When Tesseract fails and Baidu bills you, build your own
A Chinese-printed-character OCR engine born from frustration with existing tools and a university finance-office side project.

What it does
CPS-OCR-Engine recognizes 3,755 printed Chinese characters (Level 1 character set) from scanned documents, IDs, and invoices. It trains on synthetically generated data and runs inference by dropping images into a tmp directory. The author built it to power an intelligent bill-processing system for their university’s finance office.
The interesting bit
The synthetic data pipeline is the quiet workhorse: gen_printed_char.py renders training samples from Chinese font files with configurable rotation, margins, and sizes.

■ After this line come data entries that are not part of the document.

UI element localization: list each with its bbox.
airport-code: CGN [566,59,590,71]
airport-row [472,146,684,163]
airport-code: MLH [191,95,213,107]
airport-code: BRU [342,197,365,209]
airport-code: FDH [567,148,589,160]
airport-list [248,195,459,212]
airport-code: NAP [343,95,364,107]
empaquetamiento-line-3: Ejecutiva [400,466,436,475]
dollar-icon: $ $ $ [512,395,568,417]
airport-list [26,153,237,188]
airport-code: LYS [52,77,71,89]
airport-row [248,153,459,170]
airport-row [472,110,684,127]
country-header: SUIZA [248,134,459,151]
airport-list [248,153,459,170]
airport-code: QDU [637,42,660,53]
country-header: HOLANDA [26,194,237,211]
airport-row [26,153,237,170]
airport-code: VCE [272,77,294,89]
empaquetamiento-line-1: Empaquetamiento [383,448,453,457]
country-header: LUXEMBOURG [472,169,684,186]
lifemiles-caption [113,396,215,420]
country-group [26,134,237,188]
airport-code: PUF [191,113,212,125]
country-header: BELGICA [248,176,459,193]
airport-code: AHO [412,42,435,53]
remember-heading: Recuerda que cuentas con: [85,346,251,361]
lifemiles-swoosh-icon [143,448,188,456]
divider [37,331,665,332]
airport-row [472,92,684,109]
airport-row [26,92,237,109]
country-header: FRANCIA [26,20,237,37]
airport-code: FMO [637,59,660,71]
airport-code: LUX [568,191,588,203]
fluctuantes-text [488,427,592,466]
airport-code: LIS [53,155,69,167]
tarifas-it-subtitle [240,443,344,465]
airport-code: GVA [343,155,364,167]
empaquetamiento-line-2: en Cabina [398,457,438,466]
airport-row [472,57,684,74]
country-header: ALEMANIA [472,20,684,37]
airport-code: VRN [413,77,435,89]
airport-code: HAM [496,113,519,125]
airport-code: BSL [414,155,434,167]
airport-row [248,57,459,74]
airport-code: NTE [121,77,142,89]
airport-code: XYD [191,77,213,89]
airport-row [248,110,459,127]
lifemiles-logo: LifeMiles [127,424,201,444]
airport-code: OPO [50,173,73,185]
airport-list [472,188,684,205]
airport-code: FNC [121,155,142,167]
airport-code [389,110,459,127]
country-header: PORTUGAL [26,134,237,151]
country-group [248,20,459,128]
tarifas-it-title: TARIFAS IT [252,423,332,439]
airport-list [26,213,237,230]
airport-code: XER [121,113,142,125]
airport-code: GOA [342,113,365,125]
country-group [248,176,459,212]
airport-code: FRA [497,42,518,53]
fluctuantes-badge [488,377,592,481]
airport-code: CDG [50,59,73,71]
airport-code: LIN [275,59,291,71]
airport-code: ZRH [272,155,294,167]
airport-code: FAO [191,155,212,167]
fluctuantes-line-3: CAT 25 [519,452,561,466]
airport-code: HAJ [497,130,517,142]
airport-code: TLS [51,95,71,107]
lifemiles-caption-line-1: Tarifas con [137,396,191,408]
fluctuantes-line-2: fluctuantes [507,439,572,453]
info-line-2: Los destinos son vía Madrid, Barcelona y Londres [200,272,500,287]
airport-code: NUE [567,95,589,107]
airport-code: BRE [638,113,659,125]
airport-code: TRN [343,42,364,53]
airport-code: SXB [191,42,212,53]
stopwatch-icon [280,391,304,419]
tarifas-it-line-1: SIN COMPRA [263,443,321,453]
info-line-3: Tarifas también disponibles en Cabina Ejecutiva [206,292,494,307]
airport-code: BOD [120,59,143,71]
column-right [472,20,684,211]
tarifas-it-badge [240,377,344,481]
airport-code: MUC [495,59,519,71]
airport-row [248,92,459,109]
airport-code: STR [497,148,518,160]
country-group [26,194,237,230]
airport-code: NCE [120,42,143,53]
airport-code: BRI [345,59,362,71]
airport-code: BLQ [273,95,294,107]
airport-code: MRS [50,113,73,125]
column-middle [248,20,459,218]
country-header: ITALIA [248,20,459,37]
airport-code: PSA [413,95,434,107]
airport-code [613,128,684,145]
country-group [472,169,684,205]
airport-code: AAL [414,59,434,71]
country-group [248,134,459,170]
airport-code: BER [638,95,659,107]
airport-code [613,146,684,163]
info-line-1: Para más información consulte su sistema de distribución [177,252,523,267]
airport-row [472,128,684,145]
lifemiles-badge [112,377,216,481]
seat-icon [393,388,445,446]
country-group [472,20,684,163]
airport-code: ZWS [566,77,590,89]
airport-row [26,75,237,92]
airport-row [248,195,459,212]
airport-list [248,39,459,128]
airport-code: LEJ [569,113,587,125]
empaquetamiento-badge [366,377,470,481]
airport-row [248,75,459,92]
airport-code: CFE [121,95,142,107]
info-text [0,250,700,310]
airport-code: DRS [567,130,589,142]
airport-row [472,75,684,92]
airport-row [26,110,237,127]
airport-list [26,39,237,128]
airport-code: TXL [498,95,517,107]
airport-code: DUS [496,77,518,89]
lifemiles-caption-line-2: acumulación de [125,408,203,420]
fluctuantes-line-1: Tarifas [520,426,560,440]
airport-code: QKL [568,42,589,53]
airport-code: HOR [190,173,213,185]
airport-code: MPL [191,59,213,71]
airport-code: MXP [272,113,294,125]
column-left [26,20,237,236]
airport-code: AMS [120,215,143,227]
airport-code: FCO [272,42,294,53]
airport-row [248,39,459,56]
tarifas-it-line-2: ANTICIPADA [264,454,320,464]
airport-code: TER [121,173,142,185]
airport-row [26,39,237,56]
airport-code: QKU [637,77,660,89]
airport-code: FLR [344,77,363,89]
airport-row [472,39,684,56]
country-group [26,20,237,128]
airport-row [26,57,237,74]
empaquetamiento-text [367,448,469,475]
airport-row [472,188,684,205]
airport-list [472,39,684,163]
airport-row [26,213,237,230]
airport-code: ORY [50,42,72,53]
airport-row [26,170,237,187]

No manual labeling required. The author claims top-1 accuracy of 0.99826 and top-5 of 0.99989, though the benchmark source and test conditions are unspecified.
Key highlights
- Synthetic training data generation from fonts with rotation up to 30 degrees
- Single-script workflow: train, validate, and infer through
Chinese_OCR.pymodes - Pre-trained model distributed via Baidu Pan (link + password in README)
- Focused scope: printed Chinese only, not handwritten or multi-language
- Accompanying blog post with implementation details (Chinese language)
Caveats
- README is entirely in Chinese; code comments and CLI help may be too
- Pre-trained model hosted on Baidu Pan, which requires an account and is region-restricted
- No mention of framework version, dependencies, or installation steps
- Character recognition requires pre-segmented single-character images; no line or paragraph detection shown
Verdict Worth a look if you need printed Chinese OCR and can read Chinese documentation or don’t mind spelunking. Skip if you need multilingual support, handwriting recognition, or a batteries-included pipeline with text detection and layout analysis.